Am nächsten Morgen ging ich zufrieden zur Arbeit. Das Sonnenlicht glänzte über der Stadt, die Stille der letzten Nacht war verflogen, es war, als würden die Vögel ihre Lieder mir vorsingen. Am Nachmittag sah ich Daniel in der Bibliothek wieder. Er holte ein paar Bücher, und bevor er den Raum verließ, lächelte er mir zu.

Einige Zeit später aßen wir gemeinsam zu Mittag. Die Gespräche mit ihm halfen mir weiter mit meinem Deutsch. Wir sprachen und lachten über Witze, die Lehrkräfte der Schule verulkten, unser Lachen flog über den See.

Beim Abschied fragte mich Daniel: «Wie oft verreist du in den Irak?»

Die Frage überrumpelte mich, ich blieb einen Mo­­ment still. Dann gab ich ihm die Frage zurück: «Darf ich dir etwas sagen?»

«Natürlich.»

«Ich rede nicht gern über meine Familie oder meine Herkunft. Bitte versteh mich nicht falsch, aber ich will einfach nicht danach gefragt werden.»

«Sicher doch. Ich wollte dir nicht zu nahetreten.»

Ich nahm seine Entschuldigung an, bedankte mich und ging.

Die Treffen mit Daniel häuften sich, und jedes Mal fühlte ich mich glücklicher. Eine Hoffnung leuchtete auf wie ein Weizenfeld unter der irakischen Sonne. Ich begann, mich wieder über kleine Dinge zu freuen.

Er lud mich zu einem Fest an seiner Schule ein. Er erschien in traditionellen Appenzeller Kleidern und sah lustig aus. Sein Hut glich dem Barett der päpstlichen Schweizergarde. Er war der Attraktivste und Coolste in seiner Gruppe. Nach der Feier stand er hinter einem großen Tisch und stützte seine Hände auf ein großes, dickes Buch, als ob er einen Eid ablegen wollte. Er blickte mir tief in die Augen, wie in einer theatralischen Szene. Dann sagte er: «Aida, ich liebe dich.»

Es war ein ungeheurer Satz, der mich erfasste wie ein Bergbach, rasend und geheimnisvoll. Er beglückte mich, aber auf einmal überkam mich ein schlechtes Gefühl. Meine Lippen wurden trocken. Mir fiel Vater ein, wie er vor unserer Rückkehr in den Irak mit Mutter sprach, an einem Samstagmorgen, sie waren in der Küche, Nosche und ich auf dem Balkon.

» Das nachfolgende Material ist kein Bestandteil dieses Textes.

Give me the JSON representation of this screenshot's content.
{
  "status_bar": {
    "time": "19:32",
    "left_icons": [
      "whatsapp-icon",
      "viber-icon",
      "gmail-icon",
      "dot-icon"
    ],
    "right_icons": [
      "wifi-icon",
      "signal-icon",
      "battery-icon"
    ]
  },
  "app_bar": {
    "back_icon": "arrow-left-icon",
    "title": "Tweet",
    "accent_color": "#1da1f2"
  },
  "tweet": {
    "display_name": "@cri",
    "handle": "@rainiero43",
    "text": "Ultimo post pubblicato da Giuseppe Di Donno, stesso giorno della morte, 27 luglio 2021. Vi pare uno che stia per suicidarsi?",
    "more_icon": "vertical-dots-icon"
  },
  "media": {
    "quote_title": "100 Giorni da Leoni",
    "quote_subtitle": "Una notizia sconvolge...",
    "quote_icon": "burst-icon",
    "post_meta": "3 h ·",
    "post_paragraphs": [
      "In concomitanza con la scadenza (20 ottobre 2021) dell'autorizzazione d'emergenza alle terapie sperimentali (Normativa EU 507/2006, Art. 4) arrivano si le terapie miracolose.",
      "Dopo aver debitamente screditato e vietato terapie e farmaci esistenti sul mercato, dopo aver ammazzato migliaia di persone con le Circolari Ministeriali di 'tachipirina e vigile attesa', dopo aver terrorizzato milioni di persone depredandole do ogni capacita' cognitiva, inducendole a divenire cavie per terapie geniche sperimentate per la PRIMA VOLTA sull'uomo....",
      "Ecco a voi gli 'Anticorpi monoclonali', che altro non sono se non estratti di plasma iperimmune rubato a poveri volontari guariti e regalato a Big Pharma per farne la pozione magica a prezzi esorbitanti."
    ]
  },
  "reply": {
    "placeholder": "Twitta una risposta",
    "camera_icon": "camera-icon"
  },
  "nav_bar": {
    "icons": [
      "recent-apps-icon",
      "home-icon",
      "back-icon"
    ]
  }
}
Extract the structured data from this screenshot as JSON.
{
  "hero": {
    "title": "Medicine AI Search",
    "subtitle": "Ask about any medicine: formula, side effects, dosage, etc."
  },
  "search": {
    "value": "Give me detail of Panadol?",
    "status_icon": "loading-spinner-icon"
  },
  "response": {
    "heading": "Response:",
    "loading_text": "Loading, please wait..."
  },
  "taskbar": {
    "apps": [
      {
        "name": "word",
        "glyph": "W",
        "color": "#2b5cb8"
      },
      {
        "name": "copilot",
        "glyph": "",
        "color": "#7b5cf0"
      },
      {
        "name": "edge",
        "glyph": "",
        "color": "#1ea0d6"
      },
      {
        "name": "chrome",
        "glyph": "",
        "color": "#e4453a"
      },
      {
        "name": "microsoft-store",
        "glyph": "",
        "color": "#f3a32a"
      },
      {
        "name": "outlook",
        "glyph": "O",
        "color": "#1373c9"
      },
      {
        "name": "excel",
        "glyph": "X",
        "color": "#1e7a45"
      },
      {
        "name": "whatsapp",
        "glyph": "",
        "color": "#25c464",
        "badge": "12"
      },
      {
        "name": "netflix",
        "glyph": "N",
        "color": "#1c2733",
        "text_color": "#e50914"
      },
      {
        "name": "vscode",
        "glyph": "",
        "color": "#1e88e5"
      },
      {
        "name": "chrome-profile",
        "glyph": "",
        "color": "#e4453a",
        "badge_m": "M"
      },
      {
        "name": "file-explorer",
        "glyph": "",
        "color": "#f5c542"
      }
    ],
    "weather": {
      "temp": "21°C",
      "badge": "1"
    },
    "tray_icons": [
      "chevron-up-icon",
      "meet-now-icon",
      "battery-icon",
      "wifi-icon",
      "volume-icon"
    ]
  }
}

«Unsere Töchter könnten den westlichen Lebensstil annehmen. Was, wenn eine von ihnen sich mit einem jungen Mann trifft? Wenn eine unserer Töchter eine Lesbe würde? Welche Schande! Was bleibt von meinem guten Ruf übrig, wenn eine mir nicht mehr gehorchen würde? Du musst mir helfen, in unser Dorf zurückzukehren, bevor es zu spät ist!»

«Ja, ich helfe dir», antwortete meine Mutter und schenkte ihm Schwarztee ein. Was hätte sie sonst sagen können? Aber sie wollte ohnehin in den Irak zurückkehren.

Daniel starrte mich an. Ich blieb ruhig.

«Du musst nichts sagen», lächelte er mich an. Ich lächelte zurück.

Unsere Beziehung hatte schon neun Jahre gehalten, als er wieder mit meiner Vergangenheit kam. Konnte das für unsere Zukunft von Belang sein? Ich hasste es, wenn er mich mitleidig anschaute, mich als Opfer sah. Dass ich über die Vergangenheit nicht reden kann, drängt mich noch mehr in diese Rolle.

Im Kern seiner Fragen empfand ich eine unange­nehme Neugier, mir kam es dann vor, als sei er nur der Ethnologiestudent und nicht mein Freund. Er hörte nicht auf, und schließlich spürte ich seine Fragen kör­perlich. Ich ärgerte mich. «Beim Schwimmen und wenn man sich ärgert, ist es besser, wenn man den Mund hält», sagen die Iraker.

Kurz darauf saßen Daniel und ich abends vor dem Fernseher. In einer Dokumentation drangen Männer der Terrorgruppe IS mit Äxten, Hämmern und anderen Gegenständen in ein Museum in Mosul ein, um wertvolle Schätze zu zerstören.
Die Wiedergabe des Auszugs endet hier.